Here’s a look at some of the more mind-bending links that have crossed my local spacetime coordinates this week.
So the Large Hadron Collider at CERN was constructed in order to finally create — ever so briefly — the elusive Higgs boson, the so-called “God Particle.” It seems that particle physicists have been having the dickens of a time trying to verify the particle’s existence, thereby confirming quantum mechanics’ Standard Model. Well, maybe, just maybe, the Higgs boson was created by the LHC, and then it traveled back in time in order to prevent itself from ever getting created.
This malign influence from the future, they argue, could explain why the United States Superconducting Supercollider, also designed to find the Higgs, was canceled in 1993 after billions of dollars had already been spent, an event so unlikely that Dr. Nielsen calls it an “anti-miracle.”
…While it is a paradox to go back in time and kill your grandfather, physicists agree there is no paradox if you go back in time and save him from being hit by a bus. In the case of the Higgs and the collider, it is as if something is going back in time to keep the universe from being hit by a bus. Although just why the Higgs would be a catastrophe is not clear. If we knew, presumably, we wouldn’t be trying to make one.
And according to the UK Telegraph, some British scientists have had a breakthrough in direct brain-to-brain communication…
The system, developed by a team at the University of Southampton, is said to be the first technology that would allow people to send thoughts, words and images directly to the minds of others, particularly people with a disability.
It has also been hailed as the future of the Internet, which would provide a new way to communicate without the need for keyboards and telephones.
And finally, some Perdue University scientists have published their plans to make a table-top black hole — except instead of using ridiculously huge amounts of mass to create the appropriate gravity field, they’re using electromagnetism to trap light.

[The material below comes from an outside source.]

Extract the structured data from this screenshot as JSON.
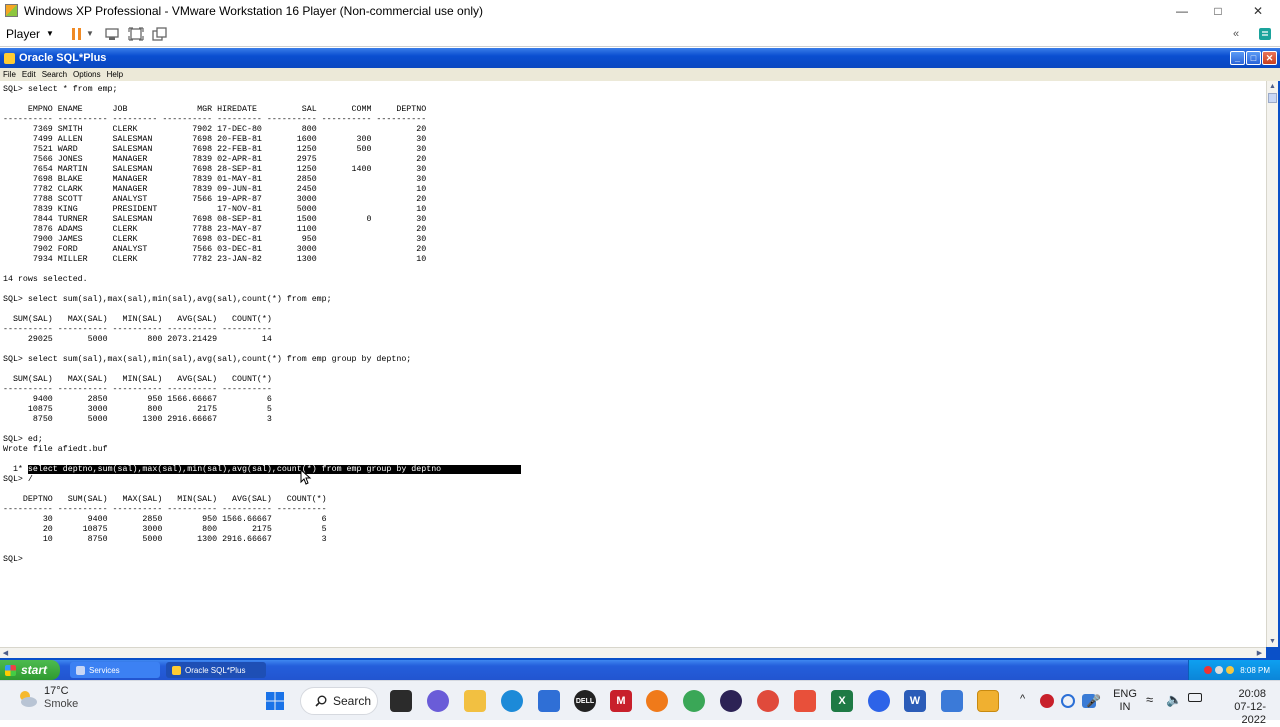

That’s pretty cool, but what’s cooler is that a Chinese scientist built one.
Such a device could be used to harvest solar energy in places where the light is too diffuse for mirrors to concentrate it onto a solar cell. An optical black hole would suck it all in and direct it at a solar cell sitting at the core. “If that works, you will no longer require these huge parabolic mirrors to collect light,” says Narimanov.